Sunday, January 03, 2010

Mike Leach

In case you've been living under a rock for the last week, Mike Leach was the head football coach at Texas Tech and he was fired just a couple of days ago. Some say he was fired unjustly, but I disagree. Tech did the right thing in letting him go.

OK, so during practice, one of his players suffers a concussion. Instead of getting him proper medical treatment, Mike Leach ridicules him in front of the entire team and locks him in a closet. The boy tells his parents, who file a complaint against Leach. A whole brouhaha erupts, and Leach ends up being fired.

Now, that he is fired so quickly leads me to believe that this is not an isolated incident. He could have been suspended, or fined, or given a warning, but no. He is fired right off the bat. Since then, other players have spoken out against Leach, and have lent their support to the injured player. Of course, there are a lot of people out there supporting Mike Leach, too, but they are not the ones who have to suffer his abuse on a day to day basis. But it's not just the name calling, ridicule, or the occasional slapping around. I think most people could deal with that. The fact that this young man was denied proper treatment for a concussion is serious business. It could have life long effects.

As the NFL stars of the 60's and 70's age, we are just now beginning to understand the long term repercussions of untreated or improperly treated concussions. They are not good. So much so that the NFL has adopted strict guidelines in treating concussions. Failure to follow these guidelines will result in fines, suspensions, and even dismissal of the guilty parties--coaches and medical staff alike. In the NFL, a player is not even allowed to practice until he has been symptom free for a minimum of one week. Yet, Mike Leach wants to throw this kid right back into the fray the very next day. Not only that, this is a kid whose brain has not finished developing yet, and that makes this situation even more serious*.

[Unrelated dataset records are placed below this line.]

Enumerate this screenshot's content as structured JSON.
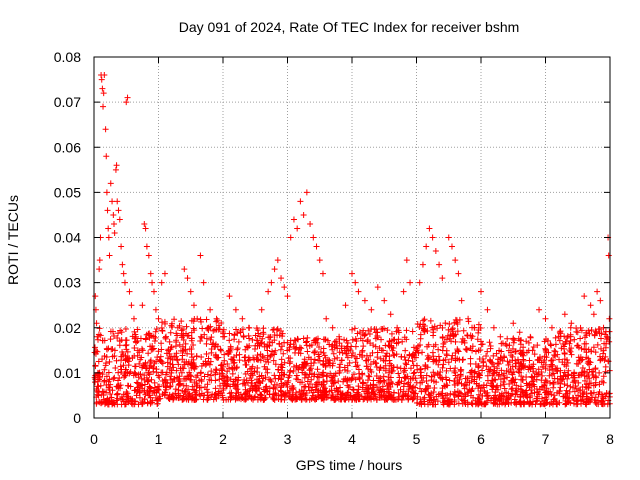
{
  "chart_data": {
    "type": "scatter",
    "title": "Day 091 of 2024, Rate Of TEC Index for receiver bshm",
    "xlabel": "GPS time / hours",
    "ylabel": "ROTI / TECUs",
    "xlim": [
      0,
      8
    ],
    "ylim": [
      0,
      0.08
    ],
    "x_ticks": [
      0,
      1,
      2,
      3,
      4,
      5,
      6,
      7,
      8
    ],
    "x_tick_labels": [
      "0",
      "1",
      "2",
      "3",
      "4",
      "5",
      "6",
      "7",
      "8"
    ],
    "y_ticks": [
      0,
      0.01,
      0.02,
      0.03,
      0.04,
      0.05,
      0.06,
      0.07,
      0.08
    ],
    "y_tick_labels": [
      "0",
      "0.01",
      "0.02",
      "0.03",
      "0.04",
      "0.05",
      "0.06",
      "0.07",
      "0.08"
    ],
    "grid": true,
    "marker": "+",
    "color": "#ff0000",
    "series": [
      {
        "name": "ROTI",
        "points": [
          [
            0.02,
            0.027
          ],
          [
            0.03,
            0.024
          ],
          [
            0.04,
            0.021
          ],
          [
            0.05,
            0.018
          ],
          [
            0.06,
            0.01
          ],
          [
            0.07,
            0.005
          ],
          [
            0.08,
            0.033
          ],
          [
            0.09,
            0.035
          ],
          [
            0.1,
            0.04
          ],
          [
            0.11,
            0.076
          ],
          [
            0.12,
            0.075
          ],
          [
            0.13,
            0.073
          ],
          [
            0.14,
            0.069
          ],
          [
            0.15,
            0.072
          ],
          [
            0.16,
            0.076
          ],
          [
            0.18,
            0.064
          ],
          [
            0.19,
            0.058
          ],
          [
            0.2,
            0.05
          ],
          [
            0.21,
            0.046
          ],
          [
            0.22,
            0.042
          ],
          [
            0.23,
            0.04
          ],
          [
            0.24,
            0.036
          ],
          [
            0.26,
            0.052
          ],
          [
            0.28,
            0.048
          ],
          [
            0.3,
            0.045
          ],
          [
            0.31,
            0.043
          ],
          [
            0.32,
            0.041
          ],
          [
            0.34,
            0.055
          ],
          [
            0.35,
            0.056
          ],
          [
            0.36,
            0.048
          ],
          [
            0.38,
            0.046
          ],
          [
            0.4,
            0.044
          ],
          [
            0.42,
            0.038
          ],
          [
            0.44,
            0.034
          ],
          [
            0.46,
            0.032
          ],
          [
            0.48,
            0.03
          ],
          [
            0.5,
            0.07
          ],
          [
            0.52,
            0.071
          ],
          [
            0.55,
            0.028
          ],
          [
            0.58,
            0.025
          ],
          [
            0.62,
            0.022
          ],
          [
            0.65,
            0.018
          ],
          [
            0.68,
            0.015
          ],
          [
            0.7,
            0.012
          ],
          [
            0.75,
            0.025
          ],
          [
            0.78,
            0.043
          ],
          [
            0.8,
            0.042
          ],
          [
            0.82,
            0.038
          ],
          [
            0.85,
            0.036
          ],
          [
            0.88,
            0.032
          ],
          [
            0.9,
            0.03
          ],
          [
            0.93,
            0.028
          ],
          [
            0.96,
            0.024
          ],
          [
            1.0,
            0.022
          ],
          [
            1.05,
            0.03
          ],
          [
            1.1,
            0.032
          ],
          [
            1.15,
            0.015
          ],
          [
            1.2,
            0.01
          ],
          [
            1.3,
            0.02
          ],
          [
            1.4,
            0.033
          ],
          [
            1.45,
            0.031
          ],
          [
            1.5,
            0.028
          ],
          [
            1.55,
            0.025
          ],
          [
            1.6,
            0.022
          ],
          [
            1.65,
            0.036
          ],
          [
            1.7,
            0.03
          ],
          [
            1.8,
            0.024
          ],
          [
            1.9,
            0.022
          ],
          [
            2.0,
            0.018
          ],
          [
            2.1,
            0.027
          ],
          [
            2.2,
            0.024
          ],
          [
            2.3,
            0.022
          ],
          [
            2.4,
            0.02
          ],
          [
            2.5,
            0.016
          ],
          [
            2.6,
            0.024
          ],
          [
            2.7,
            0.028
          ],
          [
            2.75,
            0.03
          ],
          [
            2.8,
            0.033
          ],
          [
            2.85,
            0.035
          ],
          [
            2.9,
            0.031
          ],
          [
            2.95,
            0.029
          ],
          [
            3.0,
            0.027
          ],
          [
            3.05,
            0.04
          ],
          [
            3.1,
            0.044
          ],
          [
            3.15,
            0.042
          ],
          [
            3.2,
            0.048
          ],
          [
            3.25,
            0.045
          ],
          [
            3.3,
            0.05
          ],
          [
            3.35,
            0.043
          ],
          [
            3.4,
            0.04
          ],
          [
            3.45,
            0.038
          ],
          [
            3.5,
            0.035
          ],
          [
            3.55,
            0.032
          ],
          [
            3.6,
            0.022
          ],
          [
            3.7,
            0.02
          ],
          [
            3.8,
            0.018
          ],
          [
            3.9,
            0.025
          ],
          [
            4.0,
            0.032
          ],
          [
            4.05,
            0.03
          ],
          [
            4.1,
            0.028
          ],
          [
            4.2,
            0.026
          ],
          [
            4.3,
            0.024
          ],
          [
            4.4,
            0.029
          ],
          [
            4.5,
            0.026
          ],
          [
            4.6,
            0.023
          ],
          [
            4.7,
            0.02
          ],
          [
            4.8,
            0.028
          ],
          [
            4.85,
            0.035
          ],
          [
            4.9,
            0.03
          ],
          [
            5.0,
            0.015
          ],
          [
            5.05,
            0.03
          ],
          [
            5.1,
            0.034
          ],
          [
            5.15,
            0.038
          ],
          [
            5.2,
            0.042
          ],
          [
            5.25,
            0.04
          ],
          [
            5.3,
            0.037
          ],
          [
            5.35,
            0.034
          ],
          [
            5.4,
            0.031
          ],
          [
            5.5,
            0.04
          ],
          [
            5.55,
            0.038
          ],
          [
            5.6,
            0.035
          ],
          [
            5.65,
            0.032
          ],
          [
            5.7,
            0.026
          ],
          [
            5.8,
            0.022
          ],
          [
            5.9,
            0.02
          ],
          [
            6.0,
            0.028
          ],
          [
            6.1,
            0.024
          ],
          [
            6.2,
            0.02
          ],
          [
            6.3,
            0.018
          ],
          [
            6.4,
            0.016
          ],
          [
            6.5,
            0.021
          ],
          [
            6.6,
            0.019
          ],
          [
            6.7,
            0.017
          ],
          [
            6.8,
            0.015
          ],
          [
            6.9,
            0.024
          ],
          [
            7.0,
            0.022
          ],
          [
            7.1,
            0.02
          ],
          [
            7.2,
            0.018
          ],
          [
            7.3,
            0.023
          ],
          [
            7.4,
            0.021
          ],
          [
            7.5,
            0.019
          ],
          [
            7.6,
            0.027
          ],
          [
            7.7,
            0.025
          ],
          [
            7.75,
            0.023
          ],
          [
            7.8,
            0.028
          ],
          [
            7.85,
            0.026
          ],
          [
            7.9,
            0.02
          ],
          [
            7.95,
            0.018
          ],
          [
            7.97,
            0.04
          ],
          [
            7.98,
            0.036
          ],
          [
            7.99,
            0.022
          ]
        ],
        "dense_band": {
          "description": "bulk of points",
          "segments": [
            [
              0.0,
              1.0,
              0.003,
              0.02
            ],
            [
              1.0,
              2.0,
              0.004,
              0.022
            ],
            [
              2.0,
              3.0,
              0.004,
              0.02
            ],
            [
              3.0,
              4.0,
              0.004,
              0.018
            ],
            [
              4.0,
              5.0,
              0.004,
              0.02
            ],
            [
              5.0,
              6.0,
              0.003,
              0.022
            ],
            [
              6.0,
              7.0,
              0.003,
              0.018
            ],
            [
              7.0,
              8.0,
              0.003,
              0.02
            ]
          ]
        }
      }
    ]
  }
}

Now, I'm all for gutting things out--things like wrist injuries, or ankle injuries, shoulder injuries, or even rib injuries. But there are two things that should never be taken lightly--neck injuries and head injuries. That Mike Leach did so makes him a child abuser and a monster. He should never be allowed to coach football again, at any level. But he probably will.

After all, isn't winning much more important than one child's life?



*Medical studies have shown that the human brain does not finish growing and developing until around age 25.

2 comments:

Steve said...

And with this coming on the heals of Kansas football coach Mark Mangino getting fired ... you know it happens too often. Unfortunately, we still live in a world where Bobby Knight is still looked upon as a role model.

Becky said...

I agree. I was surprised at how many people out there were taking Leach's side. I found his behavior unacceptable. If he'd done that to my son, I'd be filing grievances, too.